Abstract:
Di dalam era modernisasi dan globalisasi selain memberikan dampak positif
namun juga memberikan dampak negatif yaitu menimbulkan gejala-gejala sosial
yang dapat memberikan dampak buruk bagi masyarakat dan salah satu gejala
sosial yang menonjol ialah bermunculannya praktek prostitusi. Fenomena
prostitusi hingga saat ini masih menjadi masalah yang belum terselesaikan dan
merupakan fenomena yang tidak sesuai dengan norma yang berlaku di dalam
masyarakat baik itu norma agama maupun norma adat istiadat. Namun dengan
tindakan pemerintah menutup lokalisasi tersebut tidak membuat jera para pelaku
prostitusi, seiring berjalannya waktu tidak dipungkiri motif-motif baru
bermunculan untuk menutup wajah tempat prostitusi yang dibungkus dengan
tempat hiburan yang tidak jarang digunakan sebagai sarana untuk melancarkan
bisnis prostitusi agar terhindar dari pengawasan polisi dan pemerintah daerah
yang salah satunya adalah panti pijat. Oleh karena itu penulis melakukan
penelitian ini untuk mengetahui penegakan hukum terhadap pelaku usaha panti
pijat yang melakukan tindak pidana prostitusi dan juga faktor-faktor apa saja yang
menjadi hambatan bagi penegak hukum untuk memberantas tindak pidana
prostitusi terhadap pelaku usaha panti pijat (SPA). Dalam penelit ian ini metode
yang digunakan adalah pendekatan yuridis normatif yang secara deduktif dimulai
analisa terhadap perundang-undangan yang mengatur tindak prostitusi dan
didukung pendekatan yuridis empiris. Teknik pengumpulan data yang digunakan
dalam penelitian ini adalah studi kepustakaan dan wawancara. Hasil penelitian
yang dilakukan menunjukan bahwa para pelaku usaha yang melakukan praktik
prostitusi adalah termasuk kedalam tindak pidana menurut Pasal 296 dan 506
KUHP selain itu terdapat PERDA yang sudah mengatur tentang praktik prostitusi.
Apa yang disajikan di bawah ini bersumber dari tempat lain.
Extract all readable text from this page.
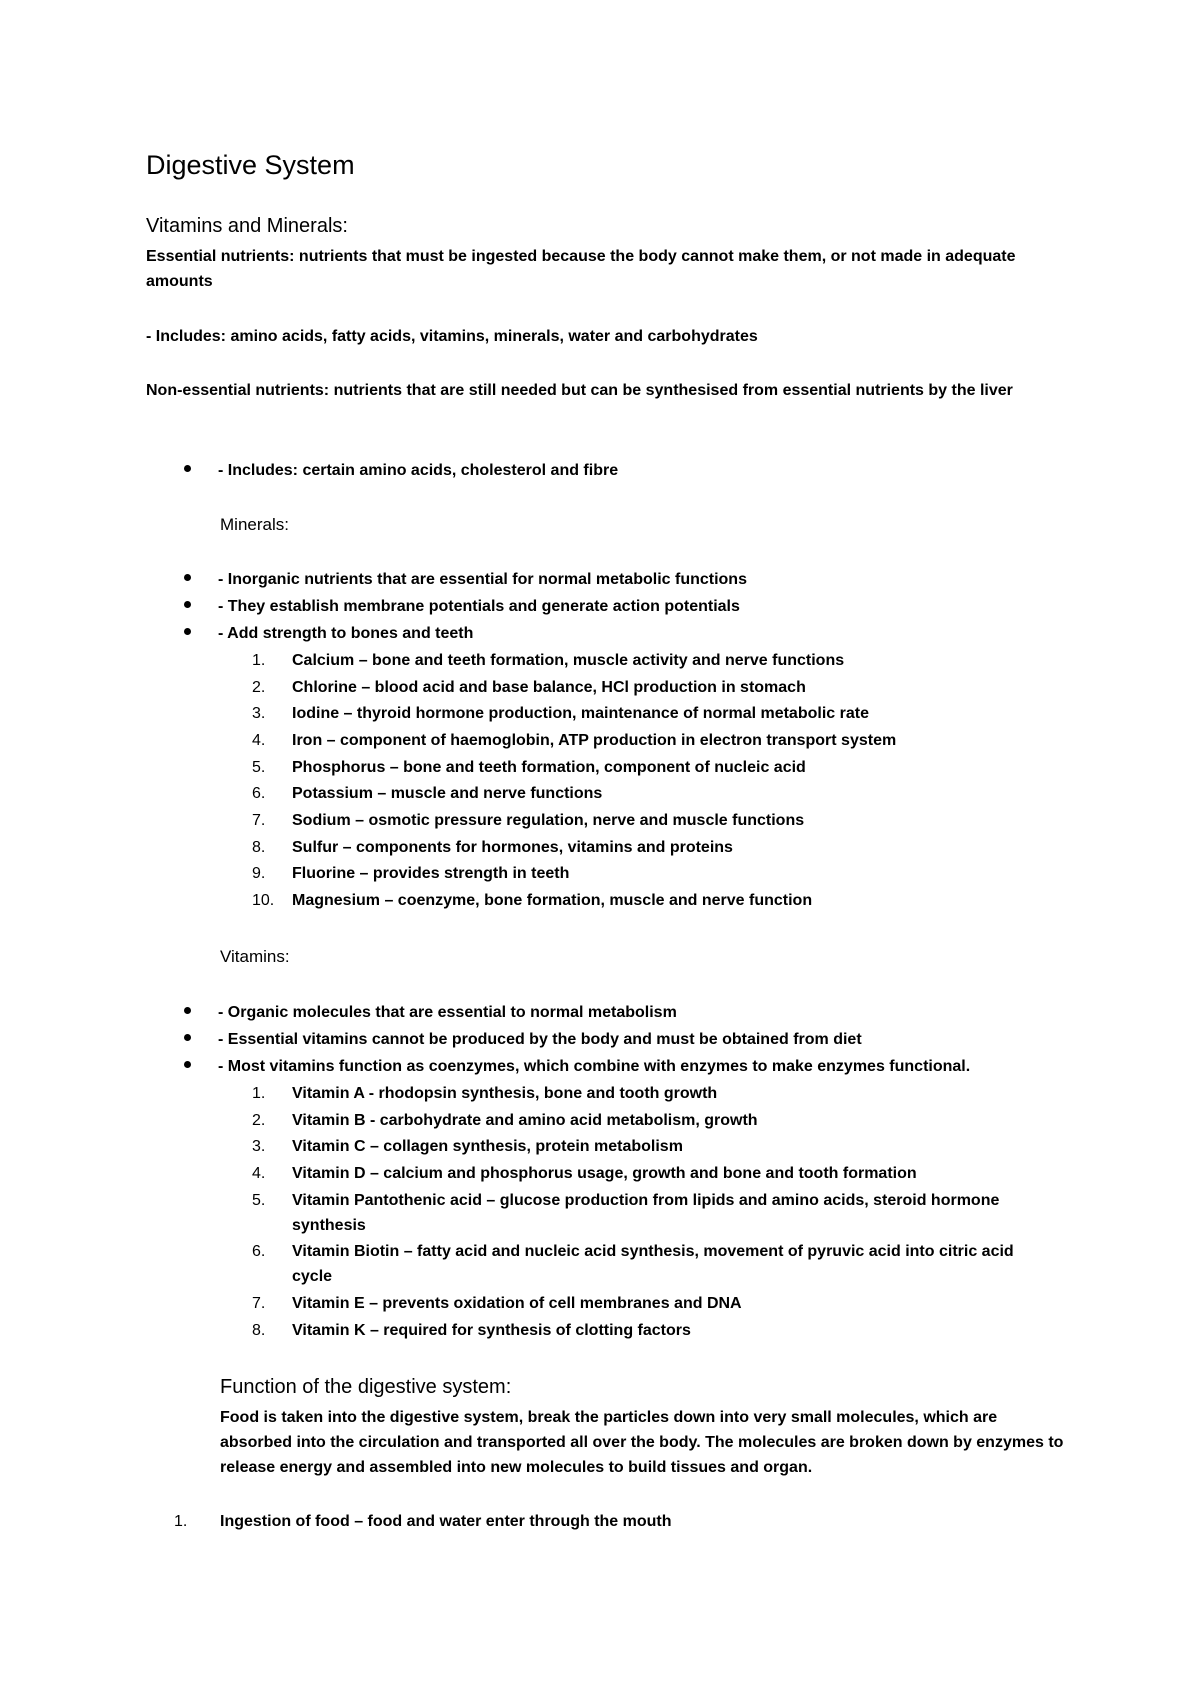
Digestive System
Vitamins and Minerals:

Essential nutrients: nutrients that must be ingested because the body cannot make them, or not made in adequate amounts

- Includes: amino acids, fatty acids, vitamins, minerals, water and carbohydrates

Non-essential nutrients: nutrients that are still needed but can be synthesised from essential nutrients by the liver

- Includes: certain amino acids, cholesterol and fibre
Minerals:
- Inorganic nutrients that are essential for normal metabolic functions
- They establish membrane potentials and generate action potentials
- Add strength to bones and teeth
1. Calcium – bone and teeth formation, muscle activity and nerve functions
2. Chlorine – blood acid and base balance, HCl production in stomach
3. Iodine – thyroid hormone production, maintenance of normal metabolic rate
4. Iron – component of haemoglobin, ATP production in electron transport system
5. Phosphorus – bone and teeth formation, component of nucleic acid
6. Potassium – muscle and nerve functions
7. Sodium – osmotic pressure regulation, nerve and muscle functions
8. Sulfur – components for hormones, vitamins and proteins
9. Fluorine – provides strength in teeth
10. Magnesium – coenzyme, bone formation, muscle and nerve function
Vitamins:
- Organic molecules that are essential to normal metabolism
- Essential vitamins cannot be produced by the body and must be obtained from diet
- Most vitamins function as coenzymes, which combine with enzymes to make enzymes functional.
1. Vitamin A - rhodopsin synthesis, bone and tooth growth
2. Vitamin B - carbohydrate and amino acid metabolism, growth
3. Vitamin C – collagen synthesis, protein metabolism
4. Vitamin D – calcium and phosphorus usage, growth and bone and tooth formation
5. Vitamin Pantothenic acid – glucose production from lipids and amino acids, steroid hormone synthesis
6. Vitamin Biotin – fatty acid and nucleic acid synthesis, movement of pyruvic acid into citric acid cycle
7. Vitamin E – prevents oxidation of cell membranes and DNA
8. Vitamin K – required for synthesis of clotting factors
Function of the digestive system:

Food is taken into the digestive system, break the particles down into very small molecules, which are absorbed into the circulation and transported all over the body. The molecules are broken down by enzymes to release energy and assembled into new molecules to build tissues and organ.

1. Ingestion of food – food and water enter through the mouth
Artinya tidak ada alasan bagi para penegak hukum untuk tidak menindak para
pelaku usaha panti pijat yang melakukan praktik prostitusi. Penegakan hukum
dalam menangani dan menanggulangi permasalah prostitusi di Kota Bandung
dilakukan oleh Polrestabes Bandung dan Satpol PP. Penegakan Hukum yang
dilakukan adalah melalui operasi penertiban dan juga administratif, Adapun
sanksi yang diberikan oleh aparat penegak hukum dalam hal ini yaitu Sanksi
administratif berupa pencabutan ijin usaha, penyegelan, penutupan tempat usaha
hingga sanksi pidana. Dalam penegakan hukum terhadap pelaku usaha yang
melakukan tindak prostitusi terdapat beberapa hambatan diantaranya kurangnya
kesadaran masyarakat dalam menindak para pelaku usaha panti pijat, perundangundangan
yang ada belum dapat mengakomodir para penegak hukum untuk dapat
menindak tegas para pelaku usaha salah satunya adalah para penegak hukum baru
dapat menindak para pelaku apabila pelaku secara langsung tertangkap tangan
sedang melakukan praktik prostitusi.